One of the keys to design thinking is research.
The most successful organisations for which I’ve consulted invest heavily in research. The more exploration you do, the more knowledge and understanding you’ll have for your area of interest and respect for the people who may have pioneered the way earlier.
The exploration stage also involves looking at your idea’s potential: What’s been done around this topic before? What can I learn from it? What are the constraints, potential flaws, and watch-outs with it? What are the possibilities (as wild and wacky as they may be)? Should I commit to them?
Exploration also makes the execution stage of your ideas easier and more effective. Exploring the production and construction techniques before execution will help you to find out which materials are best to use, what technologies exist to help you create your product, the skills or services required, and the best way to construct the best product possible.
One of the the best ways to research is to become a nerd. The more nerd-like you can become by being fascinated by things that you come across every day the more likely you’ll find great ideas to help your own.

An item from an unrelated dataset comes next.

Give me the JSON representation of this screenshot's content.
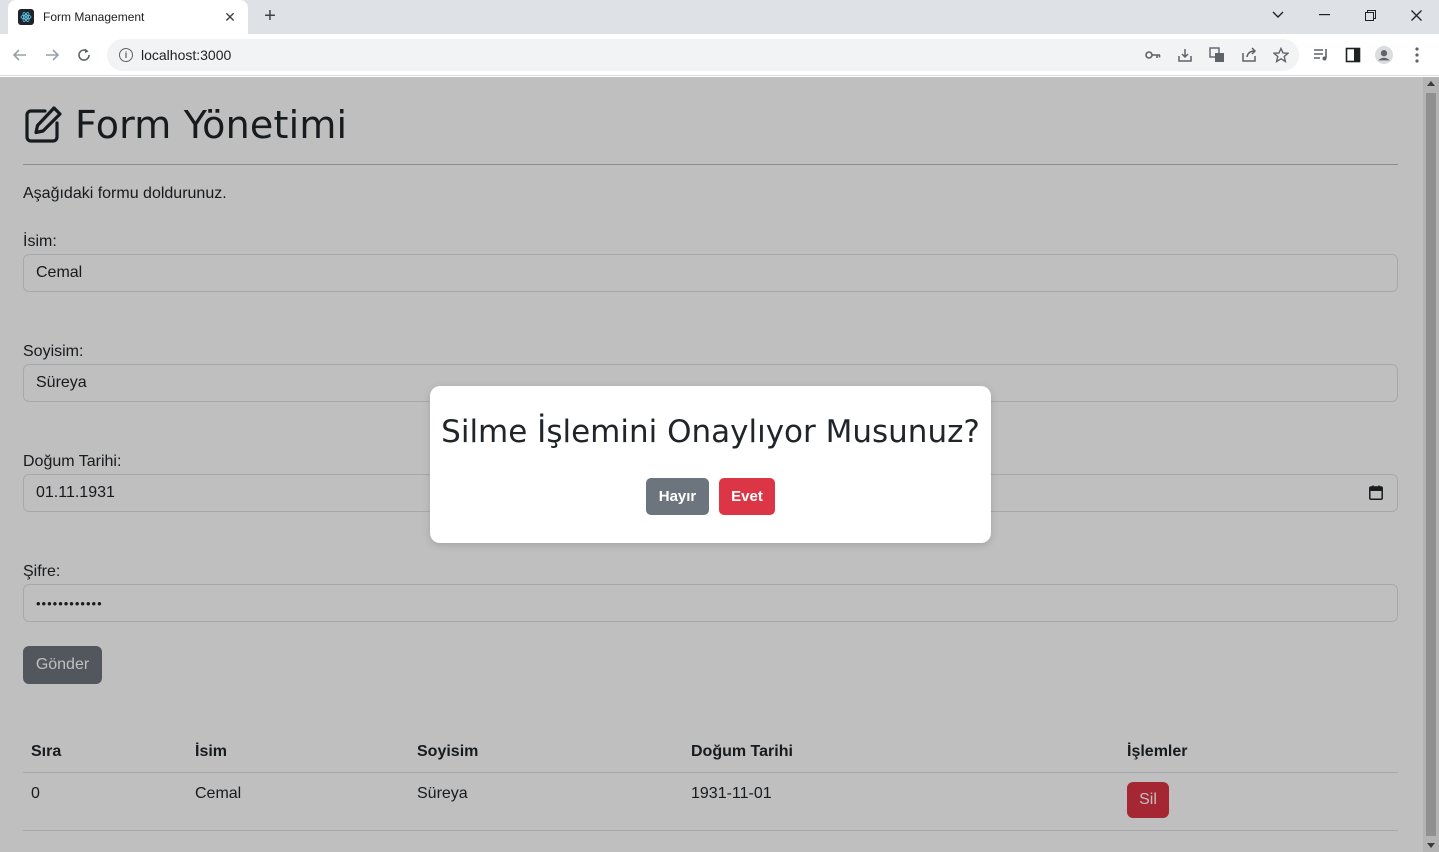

Outside of the traditional meaning of a socially awkward and outcast smart person, being a nerd means being fascinated by things that we come across every day. When we see something interesting, rather than discounting it and moving on, being a nerd means that we ponder the value in the idea.
Always be on the look out for ideas and solutions that will help you resolve your own issues. Ask, “How will this help my idea?” of anything that grabs your attention. You’ll soon notice ideas and solutions popping up all the time.
A billboard that so eloquently puts a point across with its great copywriting might inspire you, or the packaging of your breakfast cereal. Look at everything as a potential solution.
Just as becoming aware of great objects or services can help you get more creative, becoming aware of the products and services that annoy you can also fuel your creative thinking. All you need to do is ask: what is it that annoys me about this product? Then start to ask yourself what things would you do to improve it? Is there something you can learn from it? Why? What did it do to you? How would it make you feel?
By focussing on what’s annoying about a product and asking what is driving the annoyance you start to generate fresh ideas. So what are you waiting for be a nerd.